_____________________________________________________________________________________
Por otra parte, en relación con la información clasificada en poder de la Secretaria de Inteligencia del
Estado (SIDE), sus organismos sucesores y la UFI-AMIA, la Comisión concluyó que, desde el 18 de julio de 1994
y hasta marzo de 2015, el Estado argentino violó el derecho de la parte peticionaria a acceder a información
vinculada con el atentado, toda vez que mantuvo fuera de su alcance la documentación clasificada como secreta
por los propios organismos de inteligencia que participaron en las investigaciones con base en la normativa
vigente.
Sobre las condiciones de preservación de los fondos documentales y la accesibilidad de la información
desclasificada, la Comisión observó que la deficiente o nula preservación de dichos fondos durante extensos
periodos de tiempo compromete seriamente la responsabilidad internacional del Estado dado que constituye
un impedimento de facto para el acceso eficiente de las víctimas y sus familiares a la información vinculada con
el atentado que se encuentra en poder del Estado. Por consiguiente, la Comisión concluyó que el Estado
argentino no ha cumplido hasta la fecha con su obligación de garantizar a la parte peticionaria la accesibilidad
a los archivos estatales donde se encuentra almacenada dicha información.

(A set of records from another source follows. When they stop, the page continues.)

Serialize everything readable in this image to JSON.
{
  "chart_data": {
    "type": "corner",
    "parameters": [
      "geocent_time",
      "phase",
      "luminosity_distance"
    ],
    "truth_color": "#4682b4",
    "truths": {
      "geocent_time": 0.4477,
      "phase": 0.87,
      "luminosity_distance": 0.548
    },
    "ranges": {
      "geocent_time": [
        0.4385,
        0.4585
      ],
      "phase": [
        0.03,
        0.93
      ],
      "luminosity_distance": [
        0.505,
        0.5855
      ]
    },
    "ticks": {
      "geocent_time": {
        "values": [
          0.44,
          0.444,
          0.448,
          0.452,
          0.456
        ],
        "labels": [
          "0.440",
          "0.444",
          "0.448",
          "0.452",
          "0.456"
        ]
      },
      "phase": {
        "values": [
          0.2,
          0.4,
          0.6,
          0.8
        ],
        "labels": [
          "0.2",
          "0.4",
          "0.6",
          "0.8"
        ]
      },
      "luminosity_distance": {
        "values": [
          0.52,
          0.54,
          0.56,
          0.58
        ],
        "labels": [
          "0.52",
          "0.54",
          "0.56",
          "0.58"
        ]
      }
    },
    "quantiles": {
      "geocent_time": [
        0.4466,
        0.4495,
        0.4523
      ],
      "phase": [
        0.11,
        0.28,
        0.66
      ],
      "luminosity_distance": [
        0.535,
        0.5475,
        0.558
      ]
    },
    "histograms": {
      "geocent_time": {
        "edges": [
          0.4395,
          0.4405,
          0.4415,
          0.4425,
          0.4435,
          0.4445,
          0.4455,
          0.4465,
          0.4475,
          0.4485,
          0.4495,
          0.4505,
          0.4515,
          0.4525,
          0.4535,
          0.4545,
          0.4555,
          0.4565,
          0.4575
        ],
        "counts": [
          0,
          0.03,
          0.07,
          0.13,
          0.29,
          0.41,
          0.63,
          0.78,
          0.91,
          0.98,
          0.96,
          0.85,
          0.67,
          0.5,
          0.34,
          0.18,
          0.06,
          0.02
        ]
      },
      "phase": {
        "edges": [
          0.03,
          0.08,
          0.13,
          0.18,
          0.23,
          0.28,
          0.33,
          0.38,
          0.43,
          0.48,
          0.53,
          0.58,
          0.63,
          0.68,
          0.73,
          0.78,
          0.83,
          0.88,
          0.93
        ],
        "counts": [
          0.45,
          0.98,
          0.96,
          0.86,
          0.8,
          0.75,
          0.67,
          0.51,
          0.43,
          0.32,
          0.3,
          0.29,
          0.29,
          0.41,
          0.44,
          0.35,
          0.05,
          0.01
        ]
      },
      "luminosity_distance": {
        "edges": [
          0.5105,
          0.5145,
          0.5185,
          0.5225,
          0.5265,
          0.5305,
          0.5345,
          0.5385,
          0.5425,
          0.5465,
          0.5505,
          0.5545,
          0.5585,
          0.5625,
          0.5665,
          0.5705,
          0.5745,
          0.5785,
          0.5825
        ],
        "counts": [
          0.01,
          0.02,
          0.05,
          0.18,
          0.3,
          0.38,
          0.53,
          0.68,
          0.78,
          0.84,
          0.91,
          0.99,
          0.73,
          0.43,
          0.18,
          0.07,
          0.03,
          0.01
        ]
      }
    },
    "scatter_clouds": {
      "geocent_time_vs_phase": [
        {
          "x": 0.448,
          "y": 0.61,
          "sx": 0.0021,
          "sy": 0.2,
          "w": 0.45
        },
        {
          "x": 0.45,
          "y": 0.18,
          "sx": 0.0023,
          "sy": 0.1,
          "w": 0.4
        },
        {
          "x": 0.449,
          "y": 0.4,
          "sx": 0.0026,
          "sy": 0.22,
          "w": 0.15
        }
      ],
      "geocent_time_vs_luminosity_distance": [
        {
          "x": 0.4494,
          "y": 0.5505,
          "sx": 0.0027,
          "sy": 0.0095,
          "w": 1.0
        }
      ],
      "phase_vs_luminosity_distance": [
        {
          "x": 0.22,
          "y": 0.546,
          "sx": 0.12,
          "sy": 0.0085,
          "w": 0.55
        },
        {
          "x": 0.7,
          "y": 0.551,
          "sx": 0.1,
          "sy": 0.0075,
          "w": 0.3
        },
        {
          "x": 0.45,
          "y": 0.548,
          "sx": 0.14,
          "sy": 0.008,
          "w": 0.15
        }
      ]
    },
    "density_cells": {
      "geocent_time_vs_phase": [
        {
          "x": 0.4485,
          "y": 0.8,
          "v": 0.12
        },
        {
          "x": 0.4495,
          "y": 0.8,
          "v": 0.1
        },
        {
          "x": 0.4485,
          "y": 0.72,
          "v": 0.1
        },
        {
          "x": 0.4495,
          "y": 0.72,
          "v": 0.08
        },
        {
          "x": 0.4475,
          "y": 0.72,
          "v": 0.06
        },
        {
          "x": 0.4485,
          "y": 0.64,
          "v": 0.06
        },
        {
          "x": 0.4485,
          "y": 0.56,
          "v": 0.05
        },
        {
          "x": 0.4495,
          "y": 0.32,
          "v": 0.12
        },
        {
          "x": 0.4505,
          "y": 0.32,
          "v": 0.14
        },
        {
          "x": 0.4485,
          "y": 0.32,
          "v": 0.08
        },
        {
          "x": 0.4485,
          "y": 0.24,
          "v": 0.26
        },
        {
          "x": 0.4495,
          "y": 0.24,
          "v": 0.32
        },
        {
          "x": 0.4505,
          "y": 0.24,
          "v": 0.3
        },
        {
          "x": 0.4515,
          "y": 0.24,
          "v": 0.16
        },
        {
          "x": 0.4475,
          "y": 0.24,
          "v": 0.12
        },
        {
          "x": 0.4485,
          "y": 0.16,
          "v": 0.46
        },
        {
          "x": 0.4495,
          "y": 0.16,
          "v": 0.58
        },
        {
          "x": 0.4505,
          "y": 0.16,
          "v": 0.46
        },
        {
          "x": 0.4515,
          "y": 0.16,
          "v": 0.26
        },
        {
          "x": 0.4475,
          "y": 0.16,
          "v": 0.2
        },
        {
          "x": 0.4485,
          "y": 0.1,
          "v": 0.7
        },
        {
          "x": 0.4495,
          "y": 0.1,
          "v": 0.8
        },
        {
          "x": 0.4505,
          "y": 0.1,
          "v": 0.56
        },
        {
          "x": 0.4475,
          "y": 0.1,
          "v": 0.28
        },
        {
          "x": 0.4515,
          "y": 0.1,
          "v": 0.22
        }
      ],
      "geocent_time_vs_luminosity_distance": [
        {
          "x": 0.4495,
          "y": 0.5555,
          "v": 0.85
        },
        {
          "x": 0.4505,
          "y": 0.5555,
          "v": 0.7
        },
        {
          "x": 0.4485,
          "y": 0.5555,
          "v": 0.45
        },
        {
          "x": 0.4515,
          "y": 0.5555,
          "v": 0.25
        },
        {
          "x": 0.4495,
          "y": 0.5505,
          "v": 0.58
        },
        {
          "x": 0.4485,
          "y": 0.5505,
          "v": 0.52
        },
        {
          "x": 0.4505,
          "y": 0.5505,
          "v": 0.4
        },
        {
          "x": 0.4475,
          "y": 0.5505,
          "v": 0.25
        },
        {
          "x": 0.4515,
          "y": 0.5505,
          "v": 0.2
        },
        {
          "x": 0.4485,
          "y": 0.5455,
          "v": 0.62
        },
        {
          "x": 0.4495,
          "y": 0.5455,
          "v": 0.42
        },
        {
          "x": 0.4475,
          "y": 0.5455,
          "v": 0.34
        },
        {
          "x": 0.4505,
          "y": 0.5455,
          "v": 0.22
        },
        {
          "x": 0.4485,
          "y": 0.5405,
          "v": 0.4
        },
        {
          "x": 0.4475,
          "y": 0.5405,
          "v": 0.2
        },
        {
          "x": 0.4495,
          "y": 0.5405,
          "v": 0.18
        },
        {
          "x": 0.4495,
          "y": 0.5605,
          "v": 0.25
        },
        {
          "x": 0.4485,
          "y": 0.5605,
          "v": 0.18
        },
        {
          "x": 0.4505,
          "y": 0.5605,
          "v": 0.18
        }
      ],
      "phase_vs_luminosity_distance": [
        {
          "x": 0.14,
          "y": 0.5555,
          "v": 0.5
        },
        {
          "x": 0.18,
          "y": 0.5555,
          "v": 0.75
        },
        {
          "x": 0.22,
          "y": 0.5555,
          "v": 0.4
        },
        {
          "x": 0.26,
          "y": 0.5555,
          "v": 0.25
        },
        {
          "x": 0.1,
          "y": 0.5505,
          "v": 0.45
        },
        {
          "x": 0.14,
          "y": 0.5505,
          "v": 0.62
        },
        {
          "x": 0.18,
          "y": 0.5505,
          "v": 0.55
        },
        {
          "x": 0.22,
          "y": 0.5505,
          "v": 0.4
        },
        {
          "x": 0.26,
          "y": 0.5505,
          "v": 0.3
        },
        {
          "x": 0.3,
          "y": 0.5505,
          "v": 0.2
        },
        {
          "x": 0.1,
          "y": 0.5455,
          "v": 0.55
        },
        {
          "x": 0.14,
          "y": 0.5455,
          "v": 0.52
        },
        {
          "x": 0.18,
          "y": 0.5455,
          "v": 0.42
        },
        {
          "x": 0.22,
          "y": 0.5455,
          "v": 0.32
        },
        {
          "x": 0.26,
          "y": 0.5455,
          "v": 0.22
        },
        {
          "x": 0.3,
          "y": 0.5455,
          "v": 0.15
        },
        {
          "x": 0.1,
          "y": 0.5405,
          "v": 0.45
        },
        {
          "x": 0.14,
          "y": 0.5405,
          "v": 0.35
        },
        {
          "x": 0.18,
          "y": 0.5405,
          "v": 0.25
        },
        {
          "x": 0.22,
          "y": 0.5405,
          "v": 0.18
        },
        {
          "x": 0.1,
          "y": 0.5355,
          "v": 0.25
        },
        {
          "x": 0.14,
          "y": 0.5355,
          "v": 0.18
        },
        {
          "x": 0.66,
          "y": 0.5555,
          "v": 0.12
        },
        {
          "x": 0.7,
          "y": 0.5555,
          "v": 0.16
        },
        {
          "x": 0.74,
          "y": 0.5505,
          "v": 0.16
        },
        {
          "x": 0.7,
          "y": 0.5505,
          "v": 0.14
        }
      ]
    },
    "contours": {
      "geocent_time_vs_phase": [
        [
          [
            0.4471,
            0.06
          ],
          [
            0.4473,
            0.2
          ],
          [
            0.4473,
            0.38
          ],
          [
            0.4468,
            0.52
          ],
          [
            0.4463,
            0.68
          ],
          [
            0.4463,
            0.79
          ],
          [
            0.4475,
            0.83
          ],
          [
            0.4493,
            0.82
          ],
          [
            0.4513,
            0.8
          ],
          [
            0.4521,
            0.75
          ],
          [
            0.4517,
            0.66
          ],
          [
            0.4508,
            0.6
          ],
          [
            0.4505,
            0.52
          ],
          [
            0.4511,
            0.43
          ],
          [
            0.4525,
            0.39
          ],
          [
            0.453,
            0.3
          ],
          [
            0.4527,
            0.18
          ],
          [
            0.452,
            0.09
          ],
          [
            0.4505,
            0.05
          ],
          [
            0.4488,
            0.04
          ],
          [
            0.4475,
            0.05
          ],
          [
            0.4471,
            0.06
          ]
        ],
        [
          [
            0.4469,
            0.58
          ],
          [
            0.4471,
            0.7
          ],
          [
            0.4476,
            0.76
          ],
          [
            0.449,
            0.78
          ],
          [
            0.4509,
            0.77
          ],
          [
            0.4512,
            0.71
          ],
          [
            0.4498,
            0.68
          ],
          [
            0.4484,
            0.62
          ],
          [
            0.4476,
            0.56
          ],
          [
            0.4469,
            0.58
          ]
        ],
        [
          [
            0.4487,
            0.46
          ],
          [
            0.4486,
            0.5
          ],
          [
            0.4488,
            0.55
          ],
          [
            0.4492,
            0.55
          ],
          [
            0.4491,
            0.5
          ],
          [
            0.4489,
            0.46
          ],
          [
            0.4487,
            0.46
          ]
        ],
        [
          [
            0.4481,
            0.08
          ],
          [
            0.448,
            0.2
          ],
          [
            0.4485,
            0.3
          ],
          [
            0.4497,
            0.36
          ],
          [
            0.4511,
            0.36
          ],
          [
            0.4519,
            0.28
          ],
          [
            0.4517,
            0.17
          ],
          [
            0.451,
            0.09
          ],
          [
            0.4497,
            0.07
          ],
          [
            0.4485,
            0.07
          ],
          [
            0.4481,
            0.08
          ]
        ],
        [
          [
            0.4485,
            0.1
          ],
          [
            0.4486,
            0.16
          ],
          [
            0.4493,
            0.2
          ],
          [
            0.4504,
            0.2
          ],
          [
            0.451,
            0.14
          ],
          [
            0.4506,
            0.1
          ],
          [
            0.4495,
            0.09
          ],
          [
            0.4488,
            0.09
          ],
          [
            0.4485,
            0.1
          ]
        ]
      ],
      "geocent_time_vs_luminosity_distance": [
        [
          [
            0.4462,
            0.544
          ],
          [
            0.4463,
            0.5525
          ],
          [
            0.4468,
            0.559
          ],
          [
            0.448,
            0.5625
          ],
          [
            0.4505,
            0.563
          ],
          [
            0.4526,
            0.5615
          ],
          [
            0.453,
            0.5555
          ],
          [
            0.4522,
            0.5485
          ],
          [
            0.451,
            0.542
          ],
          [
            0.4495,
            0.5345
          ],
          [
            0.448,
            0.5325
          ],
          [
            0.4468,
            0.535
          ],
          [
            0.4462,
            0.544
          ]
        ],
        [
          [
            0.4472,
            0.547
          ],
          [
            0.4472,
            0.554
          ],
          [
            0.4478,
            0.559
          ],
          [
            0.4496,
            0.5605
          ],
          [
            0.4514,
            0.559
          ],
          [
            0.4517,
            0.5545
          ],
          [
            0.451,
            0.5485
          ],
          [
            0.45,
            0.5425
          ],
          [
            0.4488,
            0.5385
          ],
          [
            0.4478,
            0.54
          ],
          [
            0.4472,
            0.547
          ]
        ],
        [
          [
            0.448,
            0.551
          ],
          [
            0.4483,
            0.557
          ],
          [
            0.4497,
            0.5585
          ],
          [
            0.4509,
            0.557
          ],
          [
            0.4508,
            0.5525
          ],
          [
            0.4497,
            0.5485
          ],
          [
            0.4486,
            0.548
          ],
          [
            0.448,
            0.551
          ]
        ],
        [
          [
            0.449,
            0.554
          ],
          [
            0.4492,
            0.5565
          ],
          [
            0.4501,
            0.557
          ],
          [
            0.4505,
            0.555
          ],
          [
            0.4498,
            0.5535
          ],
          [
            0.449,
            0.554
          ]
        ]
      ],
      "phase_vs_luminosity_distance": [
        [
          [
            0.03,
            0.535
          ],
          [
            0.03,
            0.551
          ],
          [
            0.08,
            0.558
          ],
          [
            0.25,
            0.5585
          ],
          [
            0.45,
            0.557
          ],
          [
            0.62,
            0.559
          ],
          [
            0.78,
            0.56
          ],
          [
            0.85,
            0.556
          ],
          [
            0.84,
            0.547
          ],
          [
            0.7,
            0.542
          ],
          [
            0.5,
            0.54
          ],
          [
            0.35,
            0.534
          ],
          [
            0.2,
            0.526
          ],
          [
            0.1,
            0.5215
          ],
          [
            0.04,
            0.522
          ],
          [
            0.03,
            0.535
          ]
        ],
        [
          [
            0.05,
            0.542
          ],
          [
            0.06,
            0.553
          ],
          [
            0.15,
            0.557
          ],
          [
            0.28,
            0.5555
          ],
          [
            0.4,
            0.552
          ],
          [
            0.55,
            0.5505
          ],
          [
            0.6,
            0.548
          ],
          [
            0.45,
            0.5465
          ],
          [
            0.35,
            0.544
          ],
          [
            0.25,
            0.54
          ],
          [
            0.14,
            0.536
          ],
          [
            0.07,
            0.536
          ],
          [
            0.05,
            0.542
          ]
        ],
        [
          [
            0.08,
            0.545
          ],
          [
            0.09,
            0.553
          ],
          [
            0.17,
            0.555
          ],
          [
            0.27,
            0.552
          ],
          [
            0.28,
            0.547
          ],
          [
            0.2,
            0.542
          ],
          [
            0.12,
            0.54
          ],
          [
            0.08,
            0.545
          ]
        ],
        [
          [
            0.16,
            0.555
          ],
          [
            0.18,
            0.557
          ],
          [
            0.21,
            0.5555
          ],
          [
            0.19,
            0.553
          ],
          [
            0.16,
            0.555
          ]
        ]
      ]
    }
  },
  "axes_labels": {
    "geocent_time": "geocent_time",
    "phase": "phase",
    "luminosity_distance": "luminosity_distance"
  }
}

Por último, la Comisión concluyó que el Estado violó el derecho a la integridad psíquica y moral en
perjuicio de los familiares de las víctimas. La CIDH resaltó que la circunstancia de ser familiar de una víctima
de un acto terrorista de la magnitud del atentado a la AMIA genera por sí mismo un severo sufrimiento y
angustia. Asimismo, dicho padecimiento se vio acrecentado por la situación de impunidad en la que está sumido
el caso, la cual resulta directamente imputable al Estado por la actuación de sus agentes, quienes incluso en
algunos periodos de forma deliberada desviaron la investigación, favoreciendo el ocultamiento de la verdad y
la posibilidad de identificar y sancionar a los responsables.
El Estado argentino depositó el instrumento de ratificación de la Convenció n Americana sobre
Derechos Humanos y aceptó la competencia contenciosa de la Corte Interamericana el 5 de septiembre de 1984.
La Comisión ha designado a la Comisionada Julissa Mantilla Falcón como su delegada. Asimismo,
Marisol Blanchard Vera, Secretaria Ejecutiva Adjunta, Jorge Humberto Meza Flores, Ignacio Bollier y Paula
Rangel Garzón, especialistas de la Secretaría Ejecutiva de la CIDH, actuarán como asesoras y asesores legales.
De conformidad con el artículo 35 del Reglamento de la Corte Interamericana, la Comisión adjunta
copia del Informe de Fondo No. 187/20 elaborado en observancia del artículo 50 de la Convención, así como
copia de la totalidad del expediente ante la Comisión Interamericana (Apéndice I) y los anexos utilizados en la
elaboración del informe 187/20 (Anexos).
Dicho Informe de Fondo fue notificado al Estado el 25 de septiembre de 2020, otorgándole un plazo de
dos meses para informar sobre el cumplimiento de las recomendaciones. Con posterioridad al vencimiento de
dicho plazo, la Comisión otorgó una prórroga para que el Estado contara con tiempo adicional para cumplir con
las recomendaciones y avanzar en la implementación de las medidas adoptadas para reparar las consecuencias
de las violaciones de los derechos humanos establecidas en el Informe de Fondo.
El 10 de marzo de 2021 el Estado remitió un informe en el cual reconoce su responsabilidad
internacional respecto de la integralidad de las violaciones de derechos humanos declaradas en el Informe de
Fondo, e indica que algunas recomendaciones han sido sustancialmente cumplidas y respecto de otras existe
cumplimiento parcial. A pesar de ello, señala que “no presentará objeciones a la demanda de las víctimas de
reclamar una sentencia del máximo tribunal regional”. El Estado entiende que, por las particulares
circunstancias que rodean este caso, especialmente su gravedad institucional, la decisión procesal de la CIDH
debe tener en cuenta la opinión de las víctimas.